Deals continue to take longer due to the availability of options in both the sublease market and in direct vacancy, but those timelines are expected to shorten as sublease space is absorbed and direct vacancies fall. 

It's helpful there's no major new urban office building supply on the horizon beyond this year, with the last delivery being the second tower of Toronto’s CIBC Square.

Average in-place net rent per occupied square foot continued its steady improvement, ending Q4 up 5.4 per cent from a year earlier at $25.41.

Acquisitions and dispositions

Allied ended the year with total assets valued at $10.6 billion.

The trust acquired three class-AAA urban properties for $677 million in 2024:

  • 400 West Georgia in Vancouver;
  • the remaining 50 per cent interest in 19 Duncan in Toronto;
  • and an additional 16.7 per cent interest in the residential component of TELUS Sky (now known as Calgary House), bringing its ownership to 50 per cent.

The aggregate acquisition price was below development and replacement cost.

Allied sold seven lower-yielding, non-core properties — four in Montreal, one in Toronto, one in Ottawa and one in Calgary — for $229 million. That figure was above its target of $200 million.

The proceeds from those sales were allocated to debt repayment in the fourth quarter. Allied plans to sell similar properties — primarily in Montreal, Calgary, Edmonton and Vancouver — for at least $300 million that will go toward debt repayment this year.

“We’ve made progress on our development and upgrade activity as well,” Williams said. “Transfers from the development to the rental portfolio in 2025 are expected to total 340,000 square feet of completed urban workspace and 218 rental residential units.”

Allied is focused on completing all development and upgrade projects currently underway by the end of 2026, Williams added.

Debt and liquidity

Dealing with debt was a priority in 2024 and Allied reduced the amount drawn on its $800-million unsecured revolving operating facility to zero.
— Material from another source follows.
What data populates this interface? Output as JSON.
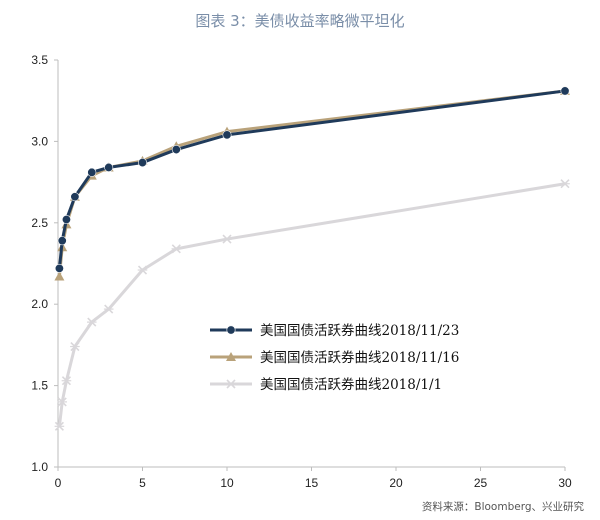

The REIT also reduced short-term, variable rate debt to $153 million, representing 3.5 per cent of its total debt. 

Allied ended 2024 with $863 million of liquidity and 83 per cent of its investment properties are unencumbered. Its total indebtedness ratio, however, rose to 41.7 per cent from 34.7 per cent in 2023.

“While the timing of the 2024 acquisitions resulted in short-term downward pressure on our debt metrics, they will contribute positively to our earnings as they stabilize,” said senior vice-president and chief financial officer Nanthini Mahalingam.
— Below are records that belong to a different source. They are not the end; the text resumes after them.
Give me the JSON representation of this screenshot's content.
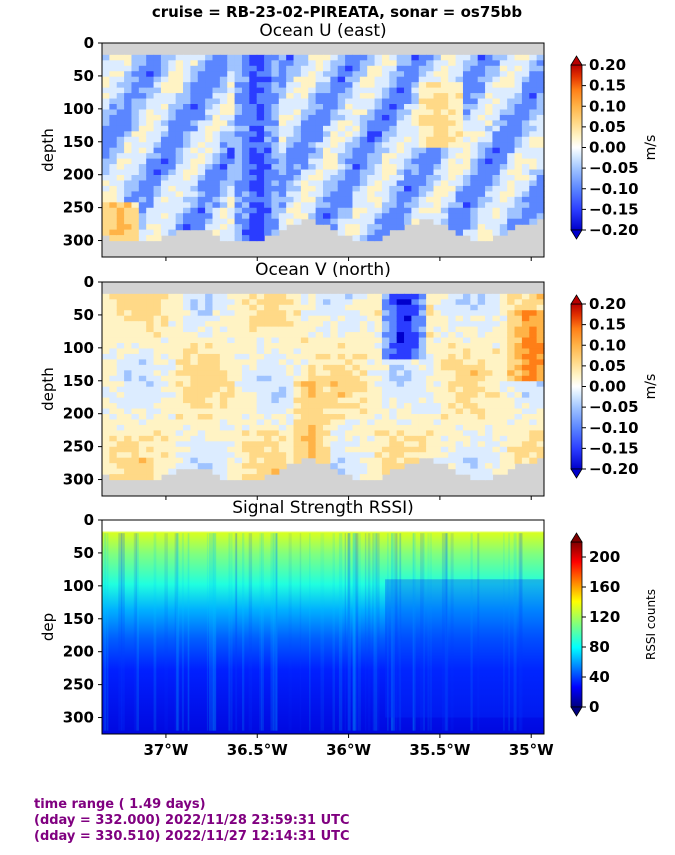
{
  "suptitle": "cruise = RB-23-02-PIREATA,  sonar = os75bb",
  "footer": {
    "line1": "time range ( 1.49 days)",
    "line2": "(dday = 332.000) 2022/11/28 23:59:31 UTC",
    "line3": "(dday = 330.510) 2022/11/27 12:14:31 UTC"
  },
  "colors": {
    "bg_nodata": "#d3d3d3",
    "footer_text": "#800080"
  },
  "chart_data": [
    {
      "type": "heatmap",
      "title": "Ocean U (east)",
      "ylabel": "depth",
      "ylim": [
        325,
        0
      ],
      "yticks": [
        "0",
        "50",
        "100",
        "150",
        "200",
        "250",
        "300"
      ],
      "xlim": [
        -37.35,
        -34.93
      ],
      "colorbar": {
        "label": "m/s",
        "range": [
          -0.2,
          0.2
        ],
        "ticks": [
          "0.20",
          "0.15",
          "0.10",
          "0.05",
          "0.00",
          "−0.05",
          "−0.10",
          "−0.15",
          "−0.20"
        ]
      },
      "features": [
        {
          "lon": -36.5,
          "depth_from": 20,
          "depth_to": 300,
          "value": -0.18
        },
        {
          "lon": -35.5,
          "depth_from": 60,
          "depth_to": 160,
          "value": 0.07
        },
        {
          "lon": -37.25,
          "depth_from": 240,
          "depth_to": 300,
          "value": 0.12
        }
      ]
    },
    {
      "type": "heatmap",
      "title": "Ocean V (north)",
      "ylabel": "depth",
      "ylim": [
        325,
        0
      ],
      "yticks": [
        "0",
        "50",
        "100",
        "150",
        "200",
        "250",
        "300"
      ],
      "xlim": [
        -37.35,
        -34.93
      ],
      "colorbar": {
        "label": "m/s",
        "range": [
          -0.2,
          0.2
        ],
        "ticks": [
          "0.20",
          "0.15",
          "0.10",
          "0.05",
          "0.00",
          "−0.05",
          "−0.10",
          "−0.15",
          "−0.20"
        ]
      },
      "features": [
        {
          "lon": -35.7,
          "depth_from": 20,
          "depth_to": 120,
          "value": -0.2
        },
        {
          "lon": -35.0,
          "depth_from": 40,
          "depth_to": 150,
          "value": 0.18
        },
        {
          "lon": -36.2,
          "depth_from": 150,
          "depth_to": 320,
          "value": 0.1
        }
      ]
    },
    {
      "type": "heatmap",
      "title": "Signal Strength RSSI)",
      "ylabel": "dep",
      "ylim": [
        325,
        0
      ],
      "yticks": [
        "0",
        "50",
        "100",
        "150",
        "200",
        "250",
        "300"
      ],
      "xlim": [
        -37.35,
        -34.93
      ],
      "xticks": [
        {
          "value": -37.0,
          "label": "37°W"
        },
        {
          "value": -36.5,
          "label": "36.5°W"
        },
        {
          "value": -36.0,
          "label": "36°W"
        },
        {
          "value": -35.5,
          "label": "35.5°W"
        },
        {
          "value": -35.0,
          "label": "35°W"
        }
      ],
      "colorbar": {
        "label": "RSSI counts",
        "range": [
          0,
          220
        ],
        "ticks": [
          "200",
          "160",
          "120",
          "80",
          "40",
          "0"
        ]
      },
      "profile": [
        {
          "depth": 20,
          "value": 175
        },
        {
          "depth": 60,
          "value": 140
        },
        {
          "depth": 120,
          "value": 95
        },
        {
          "depth": 180,
          "value": 60
        },
        {
          "depth": 240,
          "value": 35
        },
        {
          "depth": 320,
          "value": 25
        }
      ]
    }
  ]
}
“I want to reiterate my confidence that our portfolio will continue to hold up well in this economic environment,” Williams said to end the presentation portion of the call.

“Yes, we're aware of the headwinds, but we see more upside and are optimistic because of the strength of our operating platform.”

$450-million green bond offering

In a separate announcement Monday, Allied unveiled a $450-million green bond offering. The unsecured Series K debentures will bear interest at a rate of 4.808 per cent. Proceeds are to be used to pay off a construction loan on 19 Duncan (approximately $250 million) and Allied's series C senior unsecured debentures due April 21 ($200 million).

The 19 Duncan property is comprised of 149,230 square feet of office space, 3,570 square feet of retail space, 464 rental residential units plus related facilities and parking. The office component is fully leased to Thomson Reuters and residential lease-up is under way.

The property is seeking LEED Gold certification.